Тётка с размаху ударила ладонью по столу и заголосила:
— Товарищ майор! Я требую…
— Тише! Замолчи! Бери! Бери, ненасытная!
По полированной столешнице, одна за другой, отправились к тётке четыре пятисотрублёвых купюры.
— И ещё полторы!
— Сколько?!
— Полторы тысячи кошелёк стоит! Новый!
— Да чтоб сдохла ты!
— Плюс две! За моральный ущерб!
— Ох, гореть тебе в аду, женщина…
Майор тихонько присвистнул.
«Прошу привлечь к ответственности, — всплыли в памяти каракули на заявлении, — лиц, укравших у меня восемьсот сорок три рубля».
…Когда он зашёл к ним, тётка удовлетворённо утрамбовывала деньги в бюстгальтер.
— Взаимные претензии имеются?
— Нет! — бодро ответствовала потерпевшая.
— Тогда все свободны.
Тётка вылетела пулей. Братья-цыгане, бормоча проклятия, начали выбираться из-за стола.
— Отпускай, Петро! — крикнул майор дежурному.

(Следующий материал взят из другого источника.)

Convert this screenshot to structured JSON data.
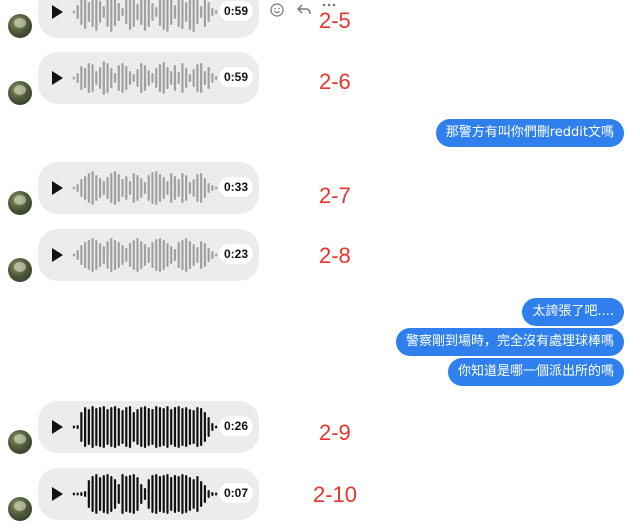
{
  "messages": [
    {
      "type": "audio",
      "duration": "0:59",
      "tag": "2-5",
      "wave": "light"
    },
    {
      "type": "audio",
      "duration": "0:59",
      "tag": "2-6",
      "wave": "light"
    },
    {
      "type": "text_out",
      "text": "那警方有叫你們刪reddit文嗎"
    },
    {
      "type": "audio",
      "duration": "0:33",
      "tag": "2-7",
      "wave": "light"
    },
    {
      "type": "audio",
      "duration": "0:23",
      "tag": "2-8",
      "wave": "light"
    },
    {
      "type": "text_out",
      "text": "太誇張了吧...."
    },
    {
      "type": "text_out",
      "text": "警察剛到場時，完全沒有處理球棒嗎"
    },
    {
      "type": "text_out",
      "text": "你知道是哪一個派出所的嗎"
    },
    {
      "type": "audio",
      "duration": "0:26",
      "tag": "2-9",
      "wave": "dark"
    },
    {
      "type": "audio",
      "duration": "0:07",
      "tag": "2-10",
      "wave": "dark"
    }
  ],
  "icons": {
    "play": "play-icon",
    "react": "smiley-icon",
    "reply": "reply-arrow-icon",
    "more": "more-dots-icon"
  },
  "colors": {
    "outgoing_bubble": "#2f80ed",
    "incoming_bubble": "#ececec",
    "tag_label": "#e8342c",
    "wave_light": "#a0a0a0",
    "wave_dark": "#111111"
  }
}
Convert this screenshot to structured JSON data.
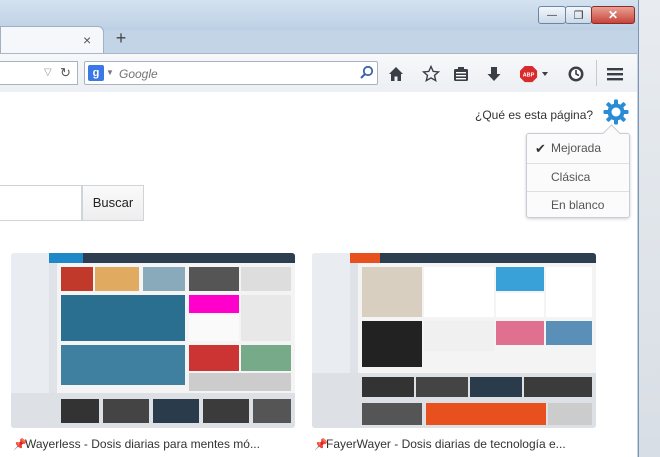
{
  "window": {
    "min_glyph": "—",
    "max_glyph": "❐",
    "close_glyph": "✕"
  },
  "tab": {
    "close_glyph": "×",
    "new_tab_glyph": "+"
  },
  "toolbar": {
    "search_placeholder": "Google",
    "search_engine_badge": "g"
  },
  "page": {
    "what_is_link": "¿Qué es esta página?",
    "menu": [
      {
        "label": "Mejorada",
        "checked": true
      },
      {
        "label": "Clásica",
        "checked": false
      },
      {
        "label": "En blanco",
        "checked": false
      }
    ],
    "search_button": "Buscar",
    "tiles": [
      {
        "caption": "Wayerless - Dosis diarias para mentes mó...",
        "brand_color": "#1e88c8"
      },
      {
        "caption": "FayerWayer - Dosis diarias de tecnología e...",
        "brand_color": "#e8501e"
      }
    ]
  },
  "colors": {
    "accent": "#2a8dd4",
    "gear": "#2a8dd4",
    "adblock": "#d92b2b"
  }
}
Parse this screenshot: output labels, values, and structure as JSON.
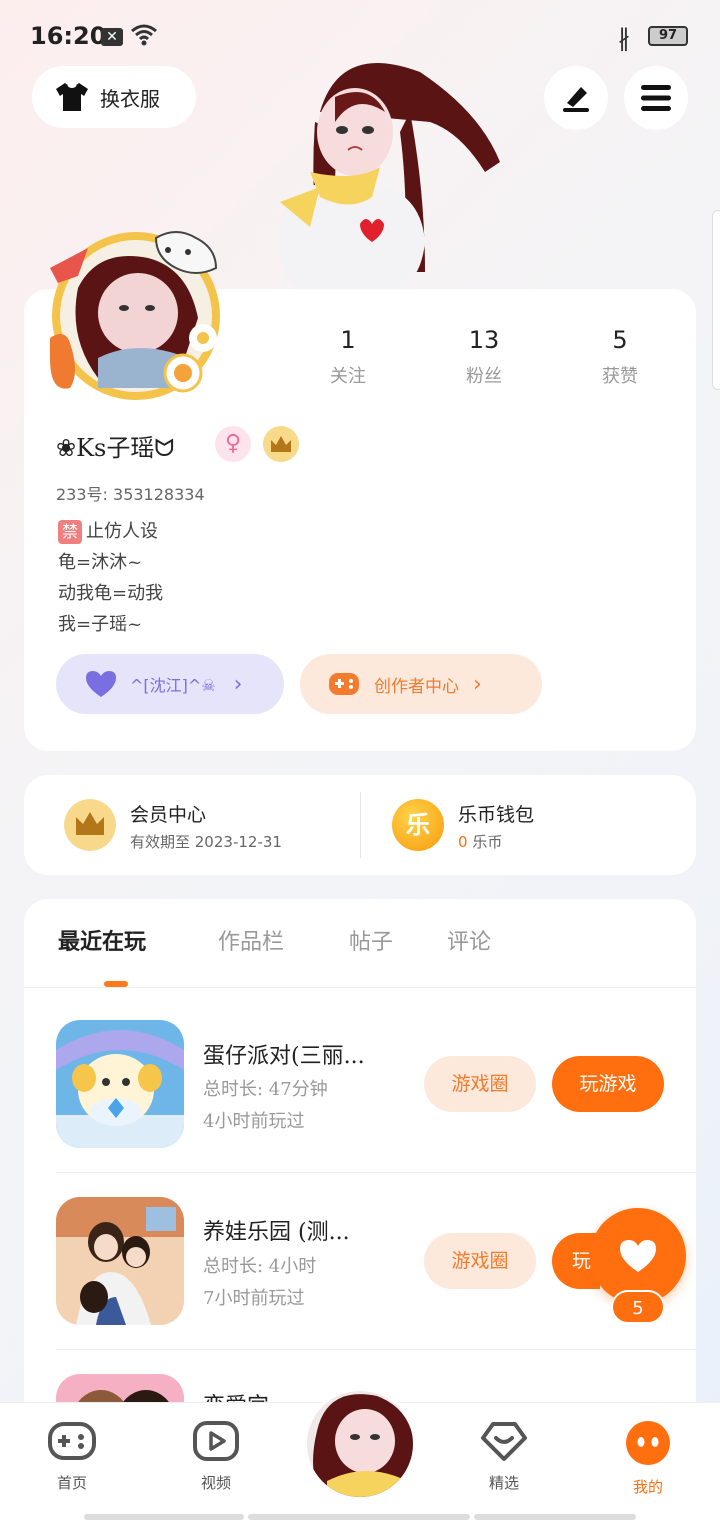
{
  "status_bar": {
    "time": "16:20",
    "battery": "97"
  },
  "header": {
    "outfit_label": "换衣服"
  },
  "profile": {
    "stats": [
      {
        "value": "1",
        "label": "关注"
      },
      {
        "value": "13",
        "label": "粉丝"
      },
      {
        "value": "5",
        "label": "获赞"
      }
    ],
    "nickname": "❀Ks子瑶ᗢ",
    "uid": "233号: 353128334",
    "bio": {
      "line1_badge": "禁",
      "line1": "止仿人设",
      "line2": "龟=沐沐~",
      "line3": "动我龟=动我",
      "line4": "我=子瑶~"
    },
    "group_chip": "^[沈江]^☠",
    "creator_chip": "创作者中心"
  },
  "member": {
    "vip_title": "会员中心",
    "vip_sub": "有效期至 2023-12-31",
    "wallet_title": "乐币钱包",
    "wallet_amount": "0",
    "wallet_unit": "乐币",
    "wallet_icon_char": "乐"
  },
  "tabs": [
    "最近在玩",
    "作品栏",
    "帖子",
    "评论"
  ],
  "games": [
    {
      "title": "蛋仔派对(三丽...",
      "playtime": "总时长: 47分钟",
      "last_played": "4小时前玩过",
      "circle_label": "游戏圈",
      "play_label": "玩游戏"
    },
    {
      "title": "养娃乐园 (测...",
      "playtime": "总时长: 4小时",
      "last_played": "7小时前玩过",
      "circle_label": "游戏圈",
      "play_label": "玩"
    },
    {
      "title": "恋爱宫..."
    }
  ],
  "like_count": "5",
  "bottom_nav": [
    {
      "label": "首页"
    },
    {
      "label": "视频"
    },
    {
      "label": "精选"
    },
    {
      "label": "我的"
    }
  ],
  "colors": {
    "accent": "#ff6f0f",
    "purple": "#7a6fe0"
  }
}
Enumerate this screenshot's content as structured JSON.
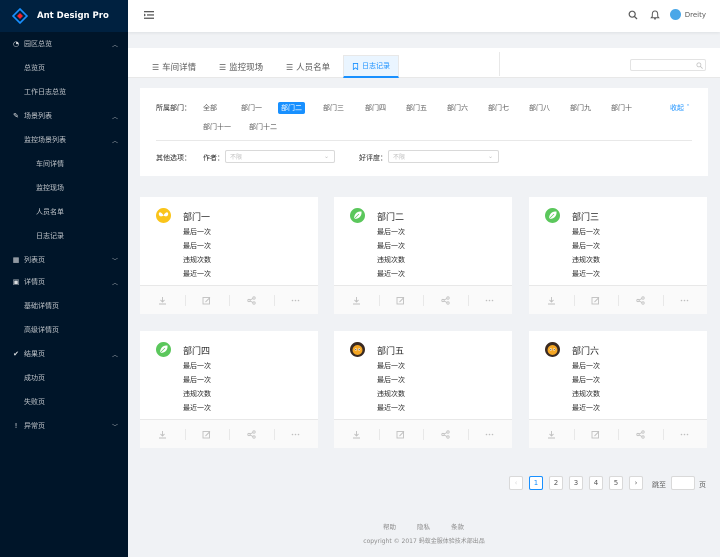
{
  "app": {
    "title": "Ant Design Pro"
  },
  "sidebar": {
    "items": [
      {
        "label": "园区总览",
        "icon": "dashboard-icon",
        "expanded": true
      },
      {
        "label": "总览页"
      },
      {
        "label": "工作日志总览"
      },
      {
        "label": "场景列表",
        "icon": "form-icon",
        "expanded": true
      },
      {
        "label": "监控场景列表",
        "expanded": true
      },
      {
        "label": "车间详情"
      },
      {
        "label": "监控现场"
      },
      {
        "label": "人员名单"
      },
      {
        "label": "日志记录"
      },
      {
        "label": "列表页",
        "icon": "table-icon",
        "expanded": false
      },
      {
        "label": "详情页",
        "icon": "profile-icon",
        "expanded": true
      },
      {
        "label": "基础详情页"
      },
      {
        "label": "高级详情页"
      },
      {
        "label": "结果页",
        "icon": "check-circle-icon",
        "expanded": true
      },
      {
        "label": "成功页"
      },
      {
        "label": "失败页"
      },
      {
        "label": "异常页",
        "icon": "warning-icon",
        "expanded": false
      }
    ]
  },
  "header": {
    "user_name": "Dreity"
  },
  "tabs": [
    {
      "label": "车间详情",
      "icon": "menu-icon"
    },
    {
      "label": "监控现场",
      "icon": "menu-icon"
    },
    {
      "label": "人员名单",
      "icon": "menu-icon"
    },
    {
      "label": "日志记录",
      "icon": "bookmark-icon",
      "active": true
    }
  ],
  "filter": {
    "dept_label": "所属部门：",
    "departments": [
      "全部",
      "部门一",
      "部门二",
      "部门三",
      "部门四",
      "部门五",
      "部门六",
      "部门七",
      "部门八",
      "部门九",
      "部门十",
      "部门十一",
      "部门十二"
    ],
    "selected_department": "部门二",
    "collapse_label": "收起",
    "other_label": "其他选项：",
    "author_label": "作者：",
    "author_placeholder": "不限",
    "rating_label": "好评度：",
    "rating_placeholder": "不限"
  },
  "cards": [
    {
      "title": "部门一",
      "avatar": "butterfly",
      "avatar_color": "#fac41a",
      "lines": [
        "最后一次",
        "最后一次",
        "违规次数",
        "最近一次"
      ]
    },
    {
      "title": "部门二",
      "avatar": "leaf",
      "avatar_color": "#5bc75c",
      "lines": [
        "最后一次",
        "最后一次",
        "违规次数",
        "最近一次"
      ]
    },
    {
      "title": "部门三",
      "avatar": "leaf",
      "avatar_color": "#5bc75c",
      "lines": [
        "最后一次",
        "最后一次",
        "违规次数",
        "最近一次"
      ]
    },
    {
      "title": "部门四",
      "avatar": "leaf",
      "avatar_color": "#5bc75c",
      "lines": [
        "最后一次",
        "最后一次",
        "违规次数",
        "最近一次"
      ]
    },
    {
      "title": "部门五",
      "avatar": "monster",
      "avatar_color": "#3a2a22",
      "lines": [
        "最后一次",
        "最后一次",
        "违规次数",
        "最近一次"
      ]
    },
    {
      "title": "部门六",
      "avatar": "monster",
      "avatar_color": "#3a2a22",
      "lines": [
        "最后一次",
        "最后一次",
        "违规次数",
        "最近一次"
      ]
    }
  ],
  "card_actions": [
    "download-icon",
    "edit-icon",
    "share-icon",
    "ellipsis-icon"
  ],
  "pagination": {
    "pages": [
      "1",
      "2",
      "3",
      "4",
      "5"
    ],
    "current": "1",
    "jump_prefix": "跳至",
    "jump_suffix": "页"
  },
  "footer": {
    "links": [
      "帮助",
      "隐私",
      "条款"
    ],
    "copyright": "copyright © 2017 蚂蚁金服体验技术部出品"
  },
  "colors": {
    "primary": "#1890ff",
    "sider": "#001529",
    "background": "#f0f2f5"
  }
}
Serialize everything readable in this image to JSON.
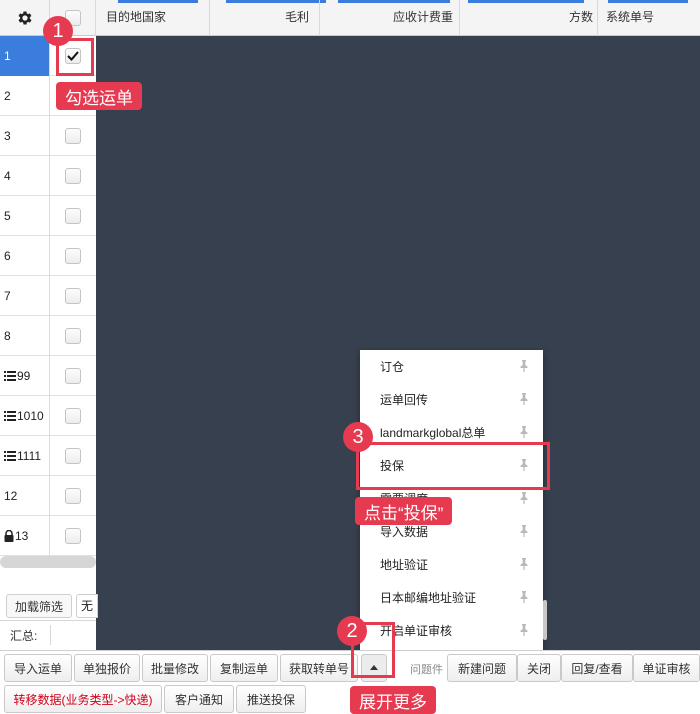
{
  "header": {
    "columns": [
      "目的地国家",
      "毛利",
      "应收计费重",
      "方数",
      "系统单号"
    ]
  },
  "rows": [
    {
      "num": "1",
      "checked": true,
      "icon": ""
    },
    {
      "num": "2",
      "checked": false,
      "icon": ""
    },
    {
      "num": "3",
      "checked": false,
      "icon": ""
    },
    {
      "num": "4",
      "checked": false,
      "icon": ""
    },
    {
      "num": "5",
      "checked": false,
      "icon": ""
    },
    {
      "num": "6",
      "checked": false,
      "icon": ""
    },
    {
      "num": "7",
      "checked": false,
      "icon": ""
    },
    {
      "num": "8",
      "checked": false,
      "icon": ""
    },
    {
      "num": "99",
      "checked": false,
      "icon": "list-icon"
    },
    {
      "num": "1010",
      "checked": false,
      "icon": "list-icon"
    },
    {
      "num": "1111",
      "checked": false,
      "icon": "list-icon"
    },
    {
      "num": "12",
      "checked": false,
      "icon": ""
    },
    {
      "num": "13",
      "checked": false,
      "icon": "lock-icon"
    }
  ],
  "filter": {
    "load_label": "加载筛选",
    "extra_label": "无"
  },
  "summary": {
    "label": "汇总:"
  },
  "menu": {
    "items": [
      "订仓",
      "运单回传",
      "landmarkglobal总单",
      "投保",
      "需要调度",
      "导入数据",
      "地址验证",
      "日本邮编地址验证",
      "开启单证审核"
    ]
  },
  "toolbar": {
    "row1": [
      "导入运单",
      "单独报价",
      "批量修改",
      "复制运单",
      "获取转单号"
    ],
    "tab_label": "问题件",
    "tab_buttons": [
      "新建问题",
      "关闭",
      "回复/查看",
      "单证审核"
    ],
    "row2": [
      "转移数据(业务类型->快递)",
      "客户通知",
      "推送投保"
    ]
  },
  "annotations": {
    "badge1": "1",
    "callout1": "勾选运单",
    "badge2": "2",
    "callout2": "展开更多",
    "badge3": "3",
    "callout3": "点击“投保”"
  },
  "colors": {
    "accent": "#3b7ddd",
    "annotation": "#e53a4f",
    "backdrop": "#37404e"
  }
}
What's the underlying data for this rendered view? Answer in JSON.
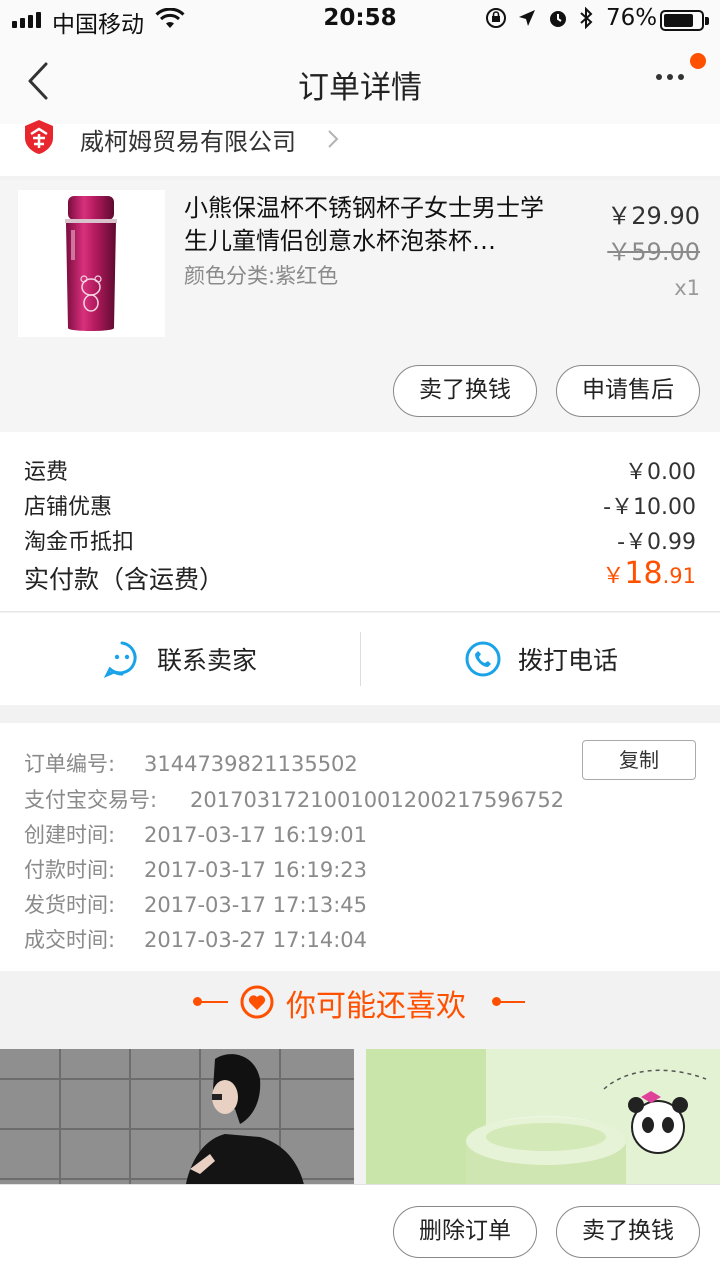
{
  "status_bar": {
    "carrier": "中国移动",
    "time": "20:58",
    "battery": "76%"
  },
  "nav": {
    "title": "订单详情"
  },
  "shop": {
    "name": "威柯姆贸易有限公司"
  },
  "product": {
    "title": "小熊保温杯不锈钢杯子女士男士学生儿童情侣创意水杯泡茶杯…",
    "sku": "颜色分类:紫红色",
    "price": "￥29.90",
    "original_price": "￥59.00",
    "quantity": "x1",
    "actions": [
      "卖了换钱",
      "申请售后"
    ]
  },
  "fees": [
    {
      "label": "运费",
      "value": "￥0.00"
    },
    {
      "label": "店铺优惠",
      "value": "-￥10.00"
    },
    {
      "label": "淘金币抵扣",
      "value": "-￥0.99"
    }
  ],
  "paid": {
    "label": "实付款（含运费）",
    "currency": "￥",
    "integer": "18",
    "decimal": ".91"
  },
  "contact": {
    "seller": "联系卖家",
    "phone": "拨打电话"
  },
  "order_info": {
    "copy_label": "复制",
    "rows": [
      {
        "label": "订单编号:",
        "value": "3144739821135502"
      },
      {
        "label": "支付宝交易号:",
        "value": "2017031721001001200217596752"
      },
      {
        "label": "创建时间:",
        "value": "2017-03-17 16:19:01"
      },
      {
        "label": "付款时间:",
        "value": "2017-03-17 16:19:23"
      },
      {
        "label": "发货时间:",
        "value": "2017-03-17 17:13:45"
      },
      {
        "label": "成交时间:",
        "value": "2017-03-27 17:14:04"
      }
    ]
  },
  "recommend": {
    "title": "你可能还喜欢"
  },
  "bottom_bar": {
    "buttons": [
      "删除订单",
      "卖了换钱"
    ]
  },
  "colors": {
    "accent": "#ff5000",
    "contact_icon": "#1aa3e8"
  }
}
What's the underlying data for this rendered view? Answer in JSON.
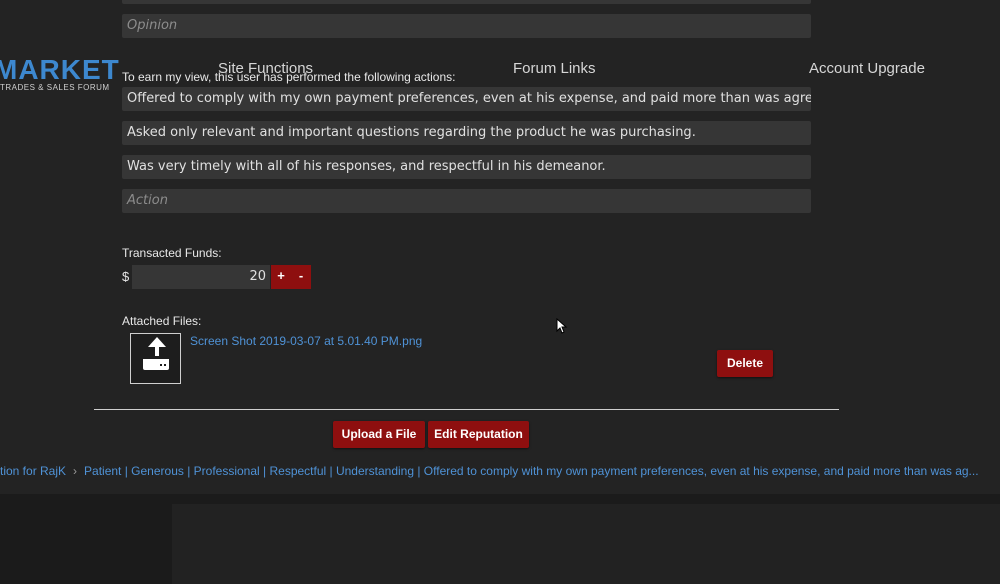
{
  "form": {
    "top_field_value": "",
    "opinion_placeholder": "Opinion",
    "actions_label": "To earn my view, this user has performed the following actions:",
    "actions": [
      "Offered to comply with my own payment preferences, even at his expense, and paid more than was agreed up",
      "Asked only relevant and important questions regarding the product he was purchasing.",
      "Was very timely with all of his responses, and respectful in his demeanor."
    ],
    "action_placeholder": "Action",
    "funds_label": "Transacted Funds:",
    "currency_symbol": "$",
    "funds_value": "20",
    "plus_label": "+",
    "minus_label": "-",
    "attached_label": "Attached Files:",
    "file_name": "Screen Shot 2019-03-07 at 5.01.40 PM.png",
    "delete_label": "Delete",
    "upload_label": "Upload a File",
    "edit_label": "Edit Reputation"
  },
  "breadcrumb": {
    "item1": "tion for RajK",
    "item2": "Patient | Generous | Professional | Respectful | Understanding | Offered to comply with my own payment preferences, even at his expense, and paid more than was ag..."
  },
  "footer": {
    "logo_text": "MARKET",
    "logo_subtext": "TRADES & SALES FORUM",
    "headings": [
      "Site Functions",
      "Forum Links",
      "Account Upgrade"
    ]
  },
  "colors": {
    "accent_red": "#8e0f0f",
    "link_blue": "#4f92d6",
    "logo_blue": "#3d88cf",
    "background": "#232323"
  },
  "icons": {
    "upload": "upload-icon",
    "cursor": "mouse-cursor-icon",
    "breadcrumb_separator": "chevron-right-icon"
  }
}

Сашка полез в карман за деньгами. Майор остановил его, указал пальцем вверх. Хрен знает, вдруг видео-жучков сюда напихали? На улице рассчитаемся. Сашка понимающие кивнул.
Лязгнули затворы камер.
Майор вышел на крыльцо последним.
Яркие цветастые юбки, серьги в ушах, ромалы высыпались к райотделовскому крыльцу, приветствуя освобождённых пленниц. Яшка покатился со ступеней в толпу, Сашка остался рядом, неся околесицу про то, как тяжело живётся цыганам в наши дни, не понимают их окружающие люди и ещё про восьмерых внуков, которые, издеваясь над ним, постоянно прячутся в огороде, затерявшись среди обильно растущих подсолнухов.
У майора не было времени слушать его откровения. Он собрался было вытащить руку из кармана, чтобы приобнять Сашку и отвести в сторонку, но привычным, свободным движением сделать этого у него не получилось.
Рядом с майором стоял цыганёнок. Тот самый, из окна. Стоял, взявшись за рукав майоровой форменной рубахи, и смотрел в его лицо.
— Она больше не будет.
«Что за номер?» — опешил майор и подумал, что сейчас начнётся привычная для цыганской мелюзги процедура — попрошайничество.
Но мальчик не клянчил денег. К величайшему майора удивлению, он — благодарил.
— Правда, не будет. Мы к бабке в Ростов уедем. Я в школу пойду, она — работать. Честно, дяденька…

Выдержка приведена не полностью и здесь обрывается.